Servicio del Día del Señor del 18 de enero del 2026
Tú no escaparás del juicio de Dios
(Romanos 2:2-3)
Pastor Sung Hyun Kim
“Nadie lo sabrá. Este mundo es más frágil de lo que parece y está lleno de grietas. Basta con evitar astutamente la red de la ley y engañar perfectamente los ojos de la gente. A veces, solo hace falta ser el primero en reprender con frialdad la inmoralidad ajena; así, las personas se engañan creyendo que uno está del lado de la justicia. Al fin y al cabo, en esta tierra la verdad no es tan importante. Un pecado que nunca se descubre, no es pecado. ¿Dios? Bueno, viendo que no me pasa nada ahora mismo, ¿no será que Él también decide ignorar mis asuntos ocultos?”
A menudo vivimos en la ilusión fatal del “alivio que da el ocultamiento”. Al acostumbrarnos a que el juicio no caiga de inmediato, nos convencemos de que nuestras maldades quedarán enterradas para siempre en el tiempo. Usamos un microscopio para examinar las faltas ajenas, pero olvidamos cobardemente nuestra propia malicia interna; la astucia del ser humano, que por fuera finge piedad y por dentro se entrega al pecado, es verdaderamente profunda. Malinterpretamos la paciencia de Dios como una indulgencia a la que tenemos derecho, y no dejamos de hacer cálculos peligrosos, engañándonos con el optimismo de que, al final, todo saldrá bien.
El apóstol Pablo destruye de un solo golpe, con la severa Palabra de Dios, esta calculadora superficial del ser humano: “¿Y piensas esto, oh hombre, tú que juzgas a los que tal hacen, y haces lo mismo, que tú escaparás del juicio de Dios?”. Esta gélida pregunta no es una exhortación moral; es una declaración que atraviesa toda hipocresía y penetra hasta lo más profundo del alma. Mientras que en los tribunales humanos la sentencia fluctúa según las pruebas y los argumentos, el tribunal del cielo usa una sola balanza: la “verdad”. Allí no existen puntos ciegos espirituales, ni acuerdos excepcionales, ni concesiones.

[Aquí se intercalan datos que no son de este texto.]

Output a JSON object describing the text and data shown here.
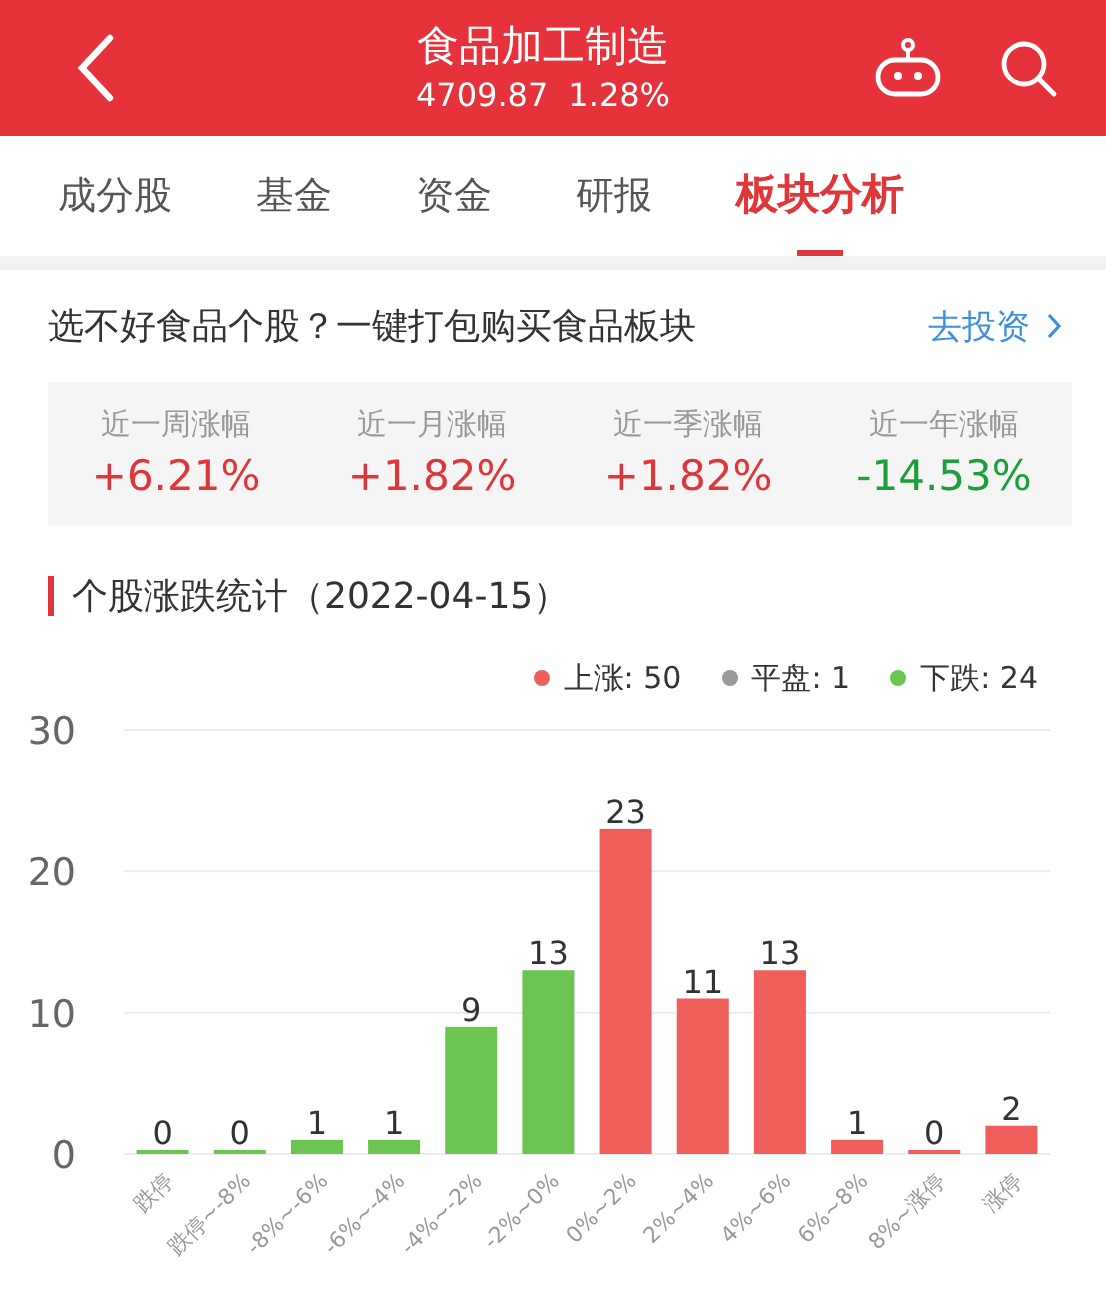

El juicio de Dios se ejecuta teniendo la verdad como único estándar. Dios confronta la realidad de todo lo que hemos hecho y cada rincón de oscuridad que nosotros mismos preferimos ignorar. Cuando la vara estricta con la que juzgábamos a otros se convierta en nuestra propia sentencia, finalmente comprenderemos que quienes se creen justos para juzgar a los demás no solo serán juzgados por sus maldades, sino que recibirán un juicio mayor por su hipocresía. No debemos olvidar que el largo silencio de Dios no fue indiferencia ni impotencia, sino una espera benigna para guiarnos al arrepentimiento.
Es hora de quitarnos la máscara de la hipocresía y presentarnos ante Dios con honestidad, como seres individuales al desnudo. Ni el orgullo moral ni un brillante historial religioso nos permitirán escapar de la red de justicia justo. El único camino a la vida es correr hacia los brazos de la cruz de Jesucristo, quien bebió la copa del juicio y recibió el castigo en nuestro lugar. Al exponernos con transparencia ante la sinceridad de Dios y mediante un arrepentimiento sincero que limpia el interior bajo la luz del Espíritu Santo, hallamos la única esperanza que nos rescata del tribunal para llevarnos a la vida eterna. Seamos santos que dependen verdaderamente del Señor, lo aman y lo alaban solo a Él.